While I applaud the movement of introducing much needed under-represented and overlooked voices and perspectives into the Latin curriculum to address the absolute dearth of diversity in our Latin curricula, without a true change in a pedagogical approach, I feel that all these changes will accomplish is to create a diverse classroom of 4%ers. Yes, our students will look different, and we can applaud ourselves for having classrooms which now represent the diverse demographics of our school building, but in actuality, our classrooms still attract only those students who can succeed with a traditional approach to teaching Latin. Yes, a classroom full of students from diverse backgrounds but still a classroom of 4%ers nonetheless. All which we have done really is to replicate ourselves, students who can learn Latin in the way which we learned Latin. In other words, we have still missed the bigger picture of creating a classroom where ALL students and learners are able to succeed.
That is why I am proudly a CI Latin teacher (you can read here about my CI journey). If we wish to attract all types of learners to our classrooms, then our methodology needs to change first. When we do that first, then diversity in our classrooms will follow. When students who have traditionally viewed Latin as a smart, white-kids' language and do not fit that mold see that they can succeed in the language, word among students becomes "take Latin." And yes, I agree that much of CI curriculum too needs to change and to be revised to represent more diverse voices. As we reflect on current events, I am certain that these changes will occur.

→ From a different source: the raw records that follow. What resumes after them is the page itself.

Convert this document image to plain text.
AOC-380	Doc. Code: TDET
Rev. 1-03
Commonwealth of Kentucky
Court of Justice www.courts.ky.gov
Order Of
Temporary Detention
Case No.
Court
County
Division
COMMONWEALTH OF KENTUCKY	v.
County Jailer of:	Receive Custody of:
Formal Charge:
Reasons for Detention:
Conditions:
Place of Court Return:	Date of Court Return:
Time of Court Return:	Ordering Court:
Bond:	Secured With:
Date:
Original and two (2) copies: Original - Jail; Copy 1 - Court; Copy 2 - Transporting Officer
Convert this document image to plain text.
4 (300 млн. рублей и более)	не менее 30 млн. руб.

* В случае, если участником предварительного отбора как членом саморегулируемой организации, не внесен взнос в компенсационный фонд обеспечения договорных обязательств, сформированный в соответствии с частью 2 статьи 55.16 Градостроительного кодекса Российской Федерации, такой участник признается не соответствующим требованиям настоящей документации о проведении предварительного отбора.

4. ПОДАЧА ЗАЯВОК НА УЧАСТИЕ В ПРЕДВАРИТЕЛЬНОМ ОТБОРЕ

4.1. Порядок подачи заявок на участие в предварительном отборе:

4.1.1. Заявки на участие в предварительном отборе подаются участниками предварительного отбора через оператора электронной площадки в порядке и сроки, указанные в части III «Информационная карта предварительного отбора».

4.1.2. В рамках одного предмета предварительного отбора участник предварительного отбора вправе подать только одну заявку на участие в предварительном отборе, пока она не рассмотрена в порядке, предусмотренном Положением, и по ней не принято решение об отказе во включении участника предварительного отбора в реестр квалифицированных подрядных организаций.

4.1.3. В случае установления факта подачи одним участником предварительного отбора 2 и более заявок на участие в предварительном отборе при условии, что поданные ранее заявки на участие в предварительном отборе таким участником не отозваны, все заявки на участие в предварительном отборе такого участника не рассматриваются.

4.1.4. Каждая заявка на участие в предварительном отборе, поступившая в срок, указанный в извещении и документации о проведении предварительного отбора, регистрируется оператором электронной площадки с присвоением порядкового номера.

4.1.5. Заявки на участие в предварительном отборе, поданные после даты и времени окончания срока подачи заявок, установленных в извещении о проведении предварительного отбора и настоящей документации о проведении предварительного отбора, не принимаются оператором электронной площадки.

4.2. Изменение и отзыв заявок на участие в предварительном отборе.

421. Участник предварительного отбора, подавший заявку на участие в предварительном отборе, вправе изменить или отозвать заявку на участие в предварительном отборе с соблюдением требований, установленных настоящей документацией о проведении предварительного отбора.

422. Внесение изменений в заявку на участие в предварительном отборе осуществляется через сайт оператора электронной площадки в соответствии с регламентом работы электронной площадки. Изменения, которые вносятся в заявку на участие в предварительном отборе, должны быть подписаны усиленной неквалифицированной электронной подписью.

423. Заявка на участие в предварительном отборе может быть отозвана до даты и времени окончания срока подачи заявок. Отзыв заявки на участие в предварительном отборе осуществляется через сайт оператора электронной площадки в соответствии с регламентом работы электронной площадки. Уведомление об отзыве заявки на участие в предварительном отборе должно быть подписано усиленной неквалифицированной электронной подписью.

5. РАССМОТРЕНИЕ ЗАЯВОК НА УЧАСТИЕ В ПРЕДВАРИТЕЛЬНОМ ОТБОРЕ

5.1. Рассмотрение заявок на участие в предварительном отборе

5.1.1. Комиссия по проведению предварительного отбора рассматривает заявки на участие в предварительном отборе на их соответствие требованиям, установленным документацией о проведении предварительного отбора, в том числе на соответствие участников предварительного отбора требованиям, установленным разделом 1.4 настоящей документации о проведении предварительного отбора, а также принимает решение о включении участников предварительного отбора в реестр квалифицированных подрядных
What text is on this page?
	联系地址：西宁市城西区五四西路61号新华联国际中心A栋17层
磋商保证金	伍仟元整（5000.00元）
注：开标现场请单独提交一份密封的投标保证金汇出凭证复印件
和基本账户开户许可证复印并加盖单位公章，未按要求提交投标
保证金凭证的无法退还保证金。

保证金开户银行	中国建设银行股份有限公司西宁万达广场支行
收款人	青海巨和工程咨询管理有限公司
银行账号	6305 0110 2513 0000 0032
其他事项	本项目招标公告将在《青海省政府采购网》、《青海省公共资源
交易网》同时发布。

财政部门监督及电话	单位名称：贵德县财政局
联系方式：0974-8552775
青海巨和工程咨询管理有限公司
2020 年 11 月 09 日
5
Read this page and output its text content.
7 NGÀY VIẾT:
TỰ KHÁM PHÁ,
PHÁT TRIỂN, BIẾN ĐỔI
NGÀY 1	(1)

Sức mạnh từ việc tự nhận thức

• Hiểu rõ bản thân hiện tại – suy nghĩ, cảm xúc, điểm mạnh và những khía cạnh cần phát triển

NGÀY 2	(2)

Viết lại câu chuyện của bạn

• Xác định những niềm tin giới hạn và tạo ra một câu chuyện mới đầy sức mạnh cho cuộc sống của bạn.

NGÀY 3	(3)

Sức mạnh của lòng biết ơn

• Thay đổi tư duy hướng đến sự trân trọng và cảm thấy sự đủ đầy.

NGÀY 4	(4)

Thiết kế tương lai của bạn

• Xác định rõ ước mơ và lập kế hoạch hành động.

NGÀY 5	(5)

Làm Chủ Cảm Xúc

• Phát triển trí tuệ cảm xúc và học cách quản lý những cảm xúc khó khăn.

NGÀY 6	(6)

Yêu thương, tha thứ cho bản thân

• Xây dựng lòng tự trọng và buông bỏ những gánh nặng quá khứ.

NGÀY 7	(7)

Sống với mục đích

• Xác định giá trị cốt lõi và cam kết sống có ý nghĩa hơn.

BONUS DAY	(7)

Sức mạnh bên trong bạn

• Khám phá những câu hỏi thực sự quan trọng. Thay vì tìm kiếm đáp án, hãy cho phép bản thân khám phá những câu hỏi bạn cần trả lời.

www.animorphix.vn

I am not so blind to think that a CI-focused pedagogy is a panacea for inequity and diversity issues in the Latin classroom, but I have been an eyewitness to how CI seeks to address and to begin remedying these problems. I am part of a department of SIX Latin teachers (Rachel Ash, Elizabeth Davidson, John Foulk, Miriam Patrick, Bob Patrick, and I) at a public high school of 3,000 students, of which 700 take Latin. My classroom is now full of students whom I would not have seen in my classroom 15-20 years ago when I was using grammar-translation - all types of learners and of diverse backgrounds. These would have been the students to whom years ago I would have said, "I do not think that Latin is for you. I think you would be better suited for Spanish." But with a CI-based curriculum, I now welcome these students, because I know that they can succeed.
Latin enrollment numbers are declining. Programs at the college and secondary levels are closing due to decreased enrollment counts. We are now in survival mode. I leave you with this final thought: Do students need to fit the Latin mold in order for them to succeed? or does Latin need to fit the student mold in order for them to succeed?